What is fundamentally wrong with government today? In Against Leviathan, economist and historian, Robert Higgs, offers an unflinching critical analysis of government power in all its aspects: welfare, warfare, regulation, spying, and its imposition on personal liberties.
"Against Leviathan would be an excellent companion reader for any economics class that deals with policy, and especially a class on regulation and the relationship between government and business. Indeed, any student or faculty member who has an interest in economics would benefit from reading this book that artfully and skillfully explodes the various myths of why government really is good for us."
WILLIAM L. ANDERSON
Frostburg University
Robert Higgs
Dr. Robert Higgs (born 1 February 1944) is an American economic historian and an economist of the Austrian school. His writings in economics and economic history have most often focused on the causes, means, and effects of government growth. Dr. Higgs has written extensively about the ratchet effect, the economic causes of the Great Depression, regime uncertainty, and the myth that World War II caused economic recovery in the late 1940s.
Currently Dr. Higgs is Senior Fellow in Political Economy for The Independent Institute and Editor of the Institute's quarterly journal The Independent Review. He received his Ph.D. in economics from Johns Hopkins University, and he has taught at the University of Washington, Lafayette College, Seattle University, and the University of Economics, Prague. He has been a visiting scholar at Oxford University and Stanford University, and a fellow for the Hoover Institution and the National Science Foundation.

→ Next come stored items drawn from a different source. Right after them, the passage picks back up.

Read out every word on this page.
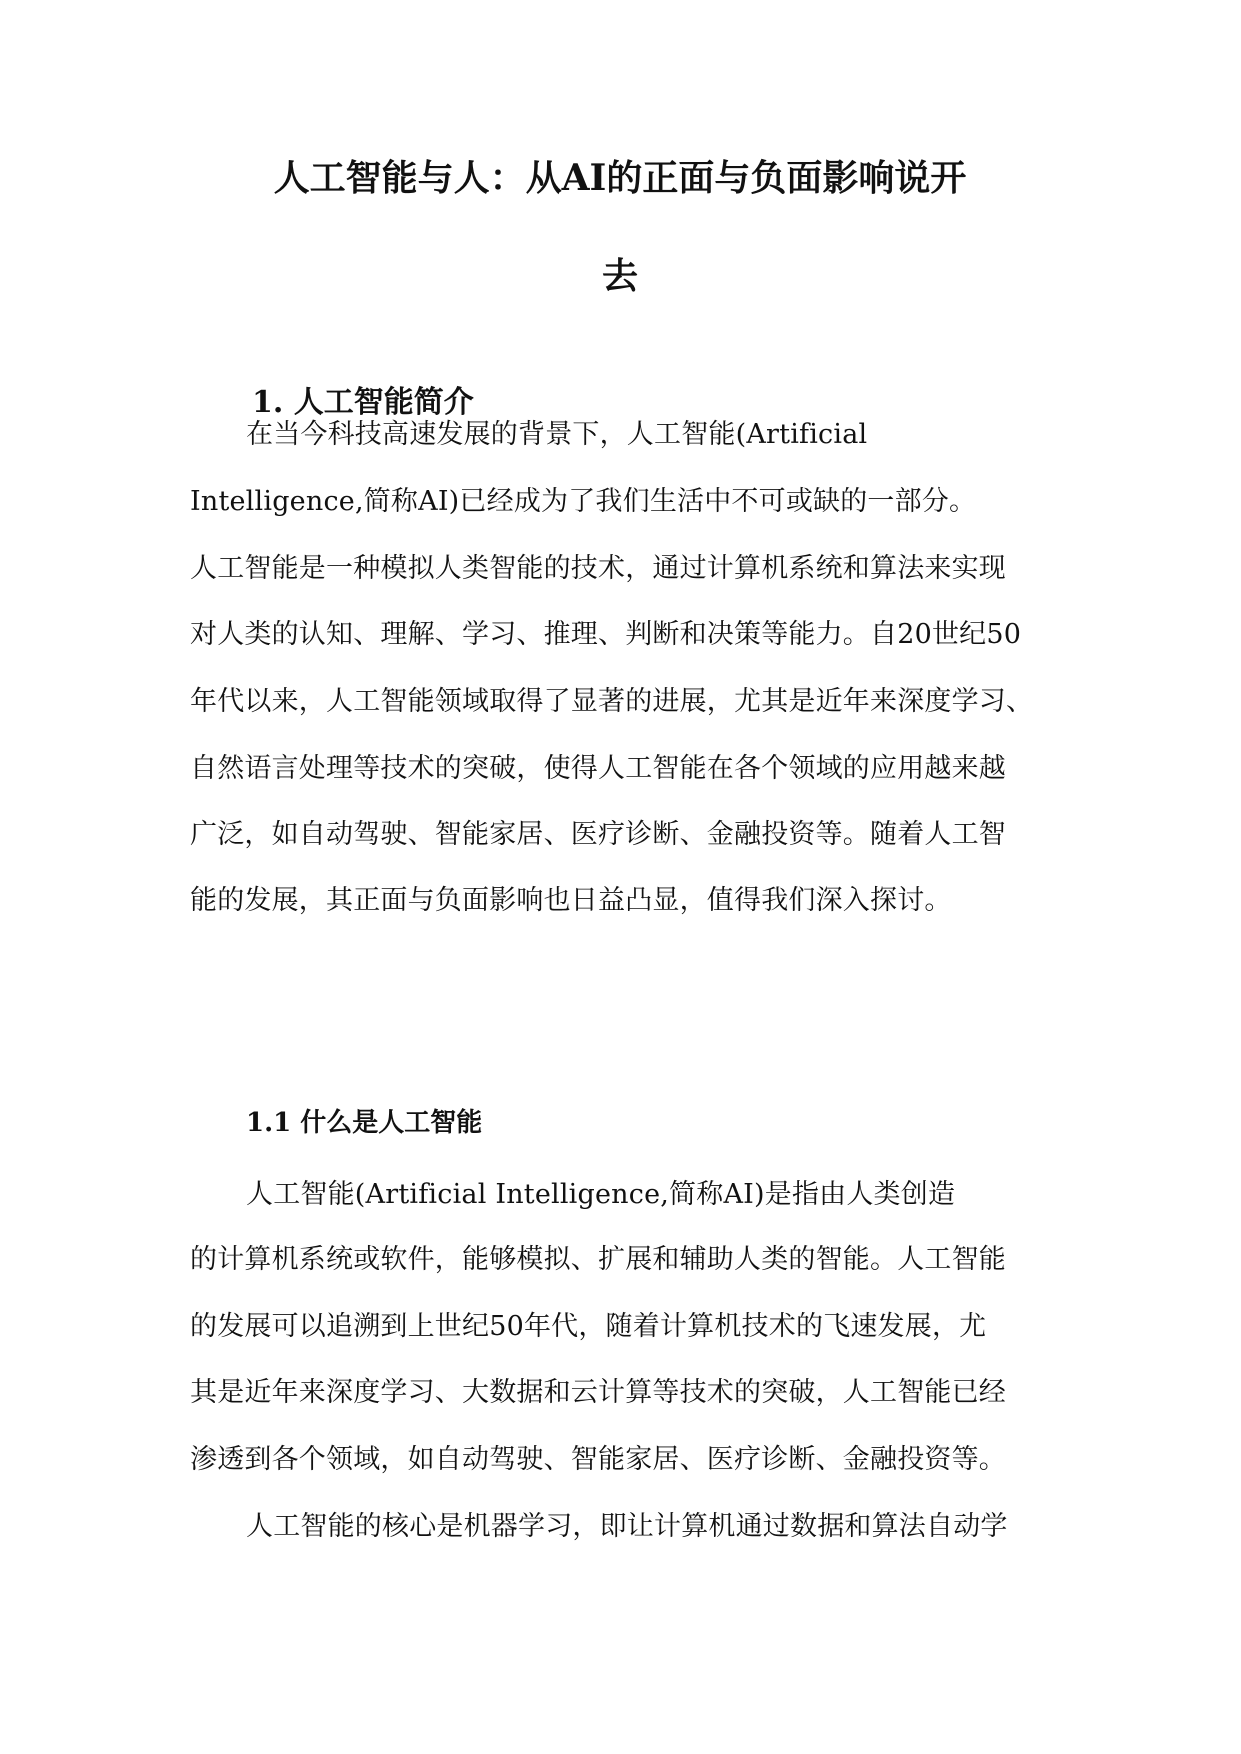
人工智能与人：从AI的正面与负面影响说开
去
1. 人工智能简介
在当今科技高速发展的背景下，人工智能(Artificial
Intelligence,简称AI)已经成为了我们生活中不可或缺的一部分。
人工智能是一种模拟人类智能的技术，通过计算机系统和算法来实现
对人类的认知、理解、学习、推理、判断和决策等能力。自20世纪50
年代以来，人工智能领域取得了显著的进展，尤其是近年来深度学习、
自然语言处理等技术的突破，使得人工智能在各个领域的应用越来越
广泛，如自动驾驶、智能家居、医疗诊断、金融投资等。随着人工智
能的发展，其正面与负面影响也日益凸显，值得我们深入探讨。
1.1 什么是人工智能
人工智能(Artificial Intelligence,简称AI)是指由人类创造
的计算机系统或软件，能够模拟、扩展和辅助人类的智能。人工智能
的发展可以追溯到上世纪50年代，随着计算机技术的飞速发展，尤
其是近年来深度学习、大数据和云计算等技术的突破，人工智能已经
渗透到各个领域，如自动驾驶、智能家居、医疗诊断、金融投资等。
人工智能的核心是机器学习，即让计算机通过数据和算法自动学
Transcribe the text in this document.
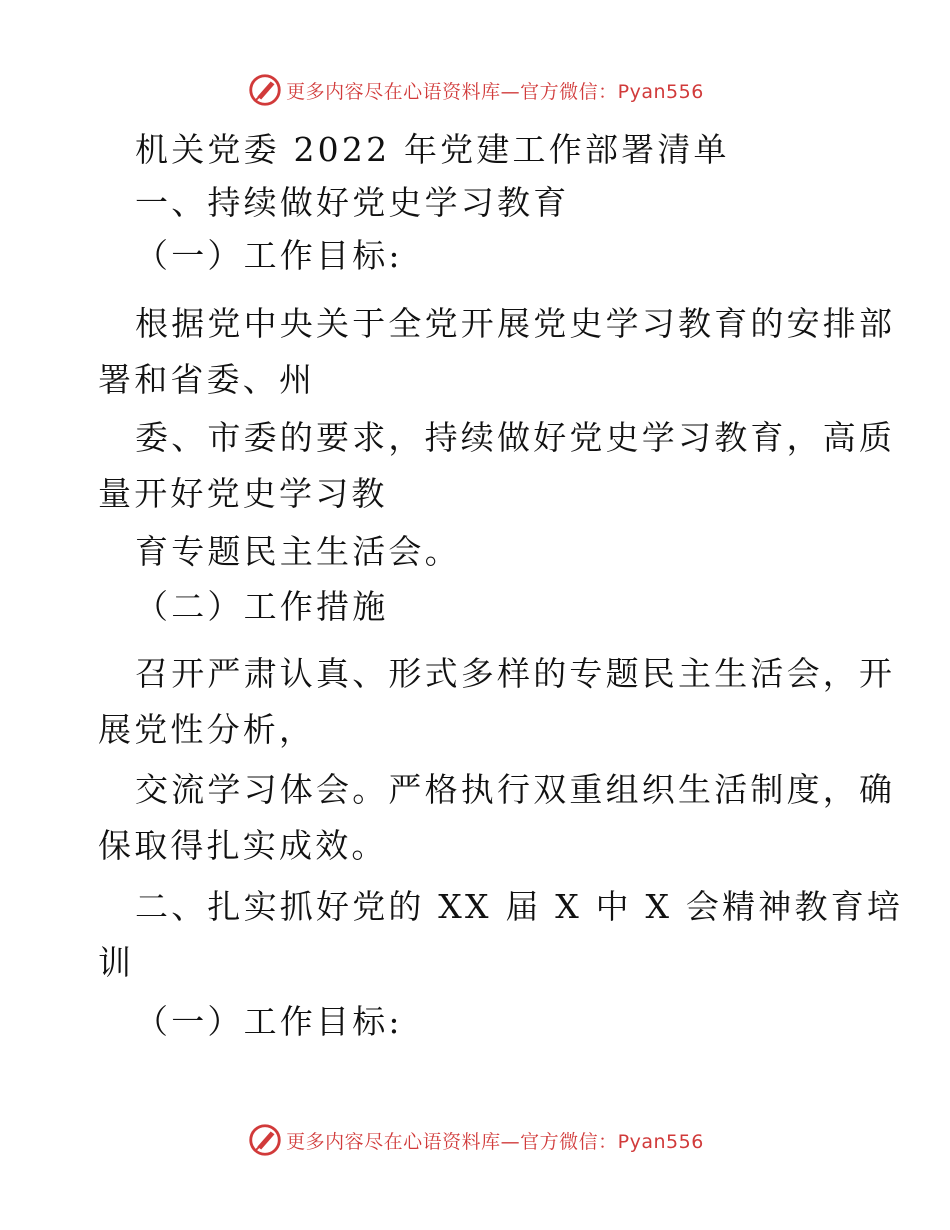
更多内容尽在心语资料库—官方微信：Pyan556
机关党委 2022 年党建工作部署清单
一、持续做好党史学习教育
（一）工作目标:
根据党中央关于全党开展党史学习教育的安排部
署和省委、州
委、市委的要求，持续做好党史学习教育，高质
量开好党史学习教
育专题民主生活会。
（二）工作措施
召开严肃认真、形式多样的专题民主生活会，开
展党性分析，
交流学习体会。严格执行双重组织生活制度，确
保取得扎实成效。
二、扎实抓好党的 XX 届 X 中 X 会精神教育培
训
（一）工作目标:
更多内容尽在心语资料库—官方微信：Pyan556
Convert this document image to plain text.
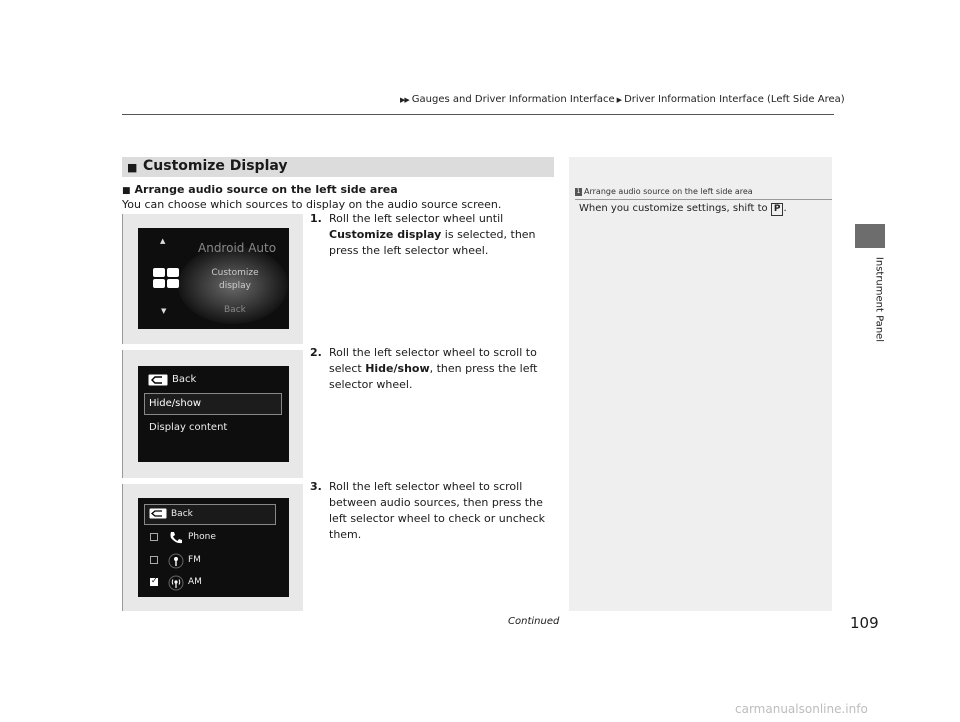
▶▶ Gauges and Driver Information Interface ▶ Driver Information Interface (Left Side Area)
Instrument Panel
■ Customize Display
■ Arrange audio source on the left side area
You can choose which sources to display on the audio source screen.
1. Roll the left selector wheel until Customize display is selected, then press the left selector wheel.
2. Roll the left selector wheel to scroll to select Hide/show, then press the left selector wheel.
3. Roll the left selector wheel to scroll between audio sources, then press the left selector wheel to check or uncheck them.
▲
▼
Android Auto
Customize display
Back
Back
Hide/show
Display content
Back
Phone
FM
✓
AM
1 Arrange audio source on the left side area
When you customize settings, shift to P .
Continued	109
carmanualsonline.info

Dr. Higgs is the recipient of numerous awards, including the Gary Schlarbaum Award for Lifetime Defense of Liberty, Thomas Szasz Award for Outstanding Contributions to the Cause of Civil Liberties, Lysander Spooner Award for Advancing the Literature of Liberty, Friedrich von Wieser Memorial Prize for Excellence in Economic Education, and Templeton Honor Rolls Award on Education in a Free Society.